Однако ныне Париж трепетал перед надвигающимся злом такого масштаба, что по сравнению с ним пруссаки 1870 года казались добродушными сельскими кузенами, заглянувшими в город на минутку потехи ради.

Обо всем этом я размышлял, покидая вместе с Бошампом здание национальной военной академии, где нас наряду с другими именитыми гражданами собрали, чтобы ввести в курс дела. С каменных ступеней мы смотрели на Сену, мимо палаток 17-го добровольческого корпуса, по иронии разбившего лагерь как раз на площади Марсова поля, на лужайке бога войны, поверх истоптанной травы и измятых цветов.

А над всей бурной (но в итоге тщетной) военной активностью высилась башня месье Эйфеля, воздвигнутая в честь недавней выставки, — чудесное свидетельство возможностей металла и человеческого гения и вместе с тем объект множества насмешек.

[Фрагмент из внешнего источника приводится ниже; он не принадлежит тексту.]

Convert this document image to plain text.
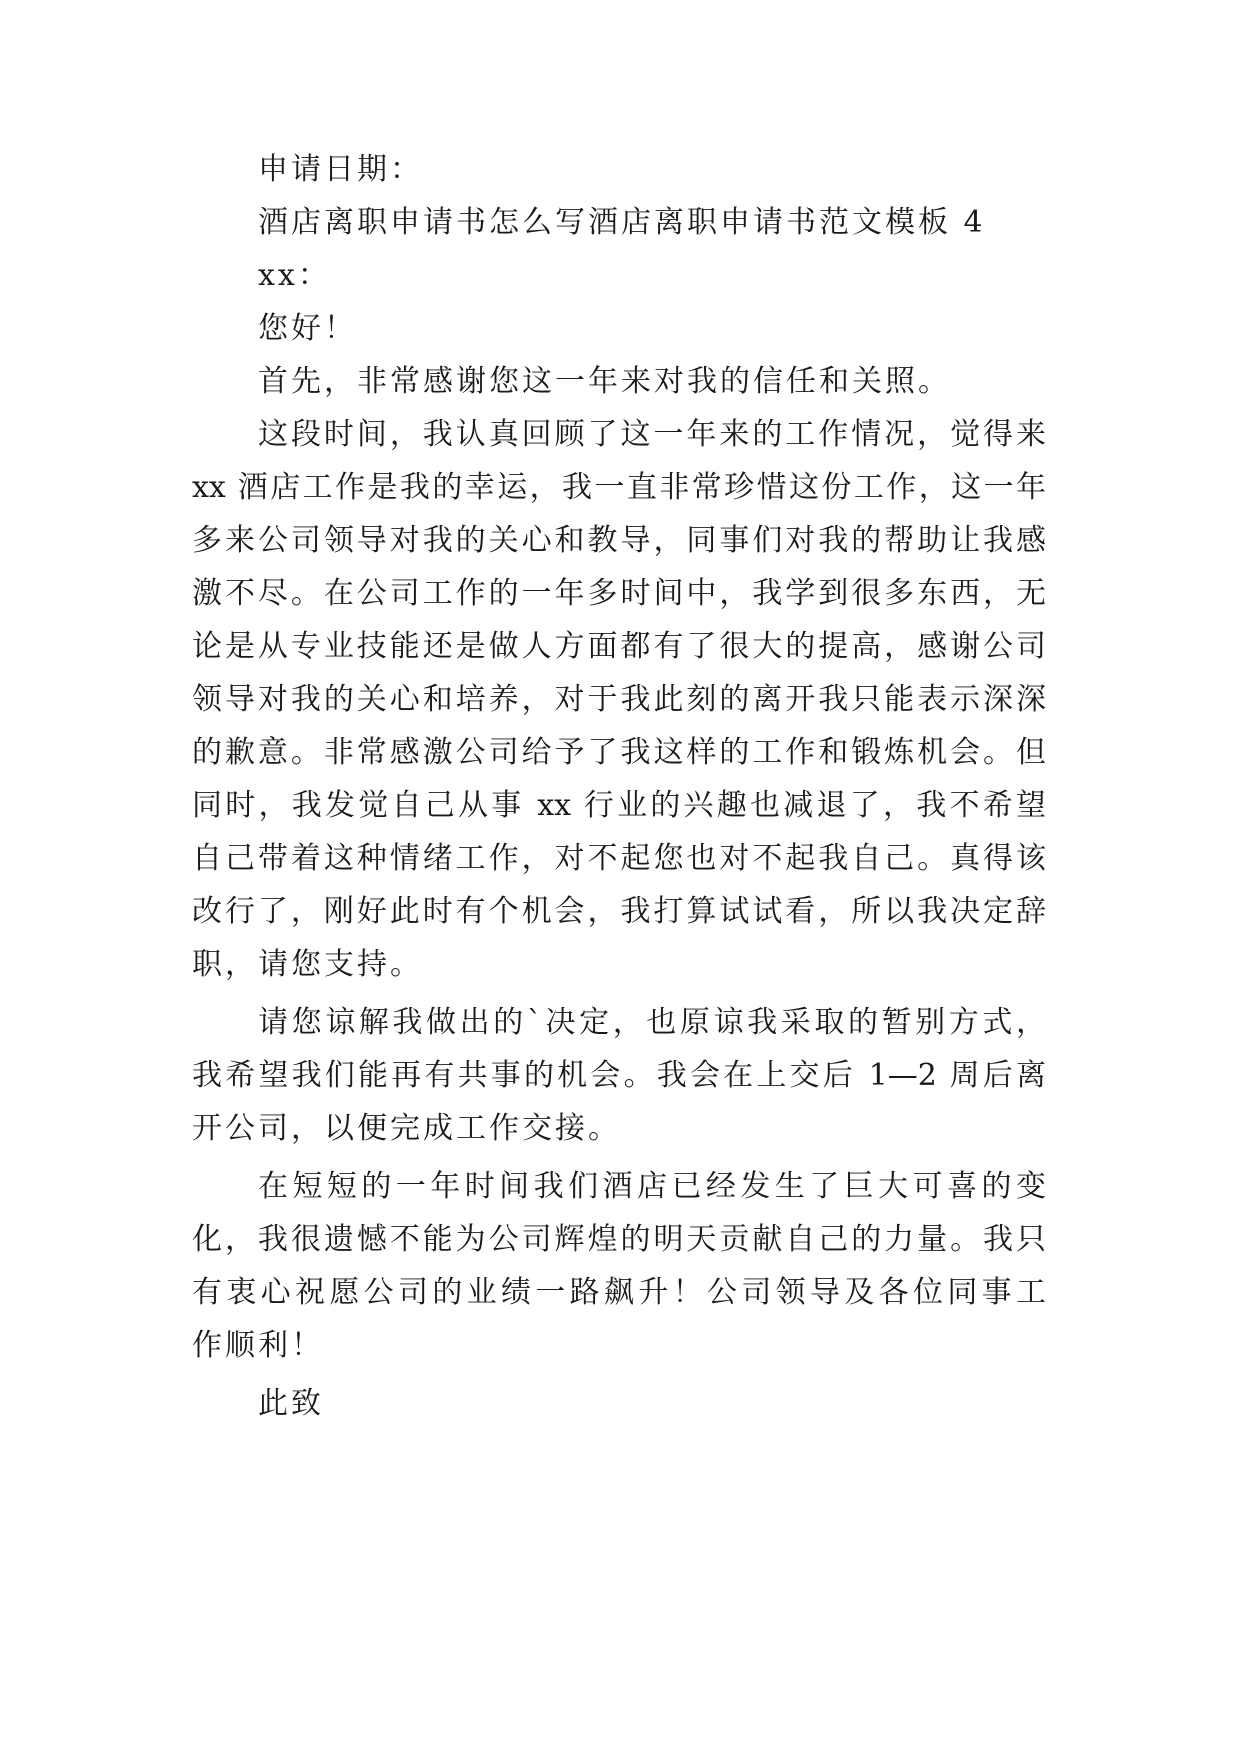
申请日期：
酒店离职申请书怎么写酒店离职申请书范文模板 4
xx：
您好！
首先，非常感谢您这一年来对我的信任和关照。
这段时间，我认真回顾了这一年来的工作情况，觉得来
xx 酒店工作是我的幸运，我一直非常珍惜这份工作，这一年
多来公司领导对我的关心和教导，同事们对我的帮助让我感
激不尽。在公司工作的一年多时间中，我学到很多东西，无
论是从专业技能还是做人方面都有了很大的提高，感谢公司
领导对我的关心和培养，对于我此刻的离开我只能表示深深
的歉意。非常感激公司给予了我这样的工作和锻炼机会。但
同时，我发觉自己从事 xx 行业的兴趣也减退了，我不希望
自己带着这种情绪工作，对不起您也对不起我自己。真得该
改行了，刚好此时有个机会，我打算试试看，所以我决定辞
职，请您支持。
请您谅解我做出的`决定，也原谅我采取的暂别方式，
我希望我们能再有共事的机会。我会在上交后 1—2 周后离
开公司，以便完成工作交接。
在短短的一年时间我们酒店已经发生了巨大可喜的变
化，我很遗憾不能为公司辉煌的明天贡献自己的力量。我只
有衷心祝愿公司的业绩一路飙升！公司领导及各位同事工
作顺利！
此致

— Со временем публика станет относиться к ней более терпимо, — заметил я, поскольку взгляд Бошампа ни на секунду не отрывался от величественного шпиля.

Мой попутчик иронически фыркнул, не сводя глаз со стальных изгибов.

— Долго такое уродство никто не потерпит, — парировал он.

Повернув на восток к Сорбонне, мы на какое-то время отвлеклись от действительно мрачных мыслей, вступив в спор о достоинствах и недостатках творения Эйфеля. В недавних опытах по передаче радиоволн было доказано, что практический эффект резко возрастает, если в качестве антенн использовать высокие башни. Я предложил Бошампу пари, что со временем башня откроет перед нами и другие непредвиденные возможности.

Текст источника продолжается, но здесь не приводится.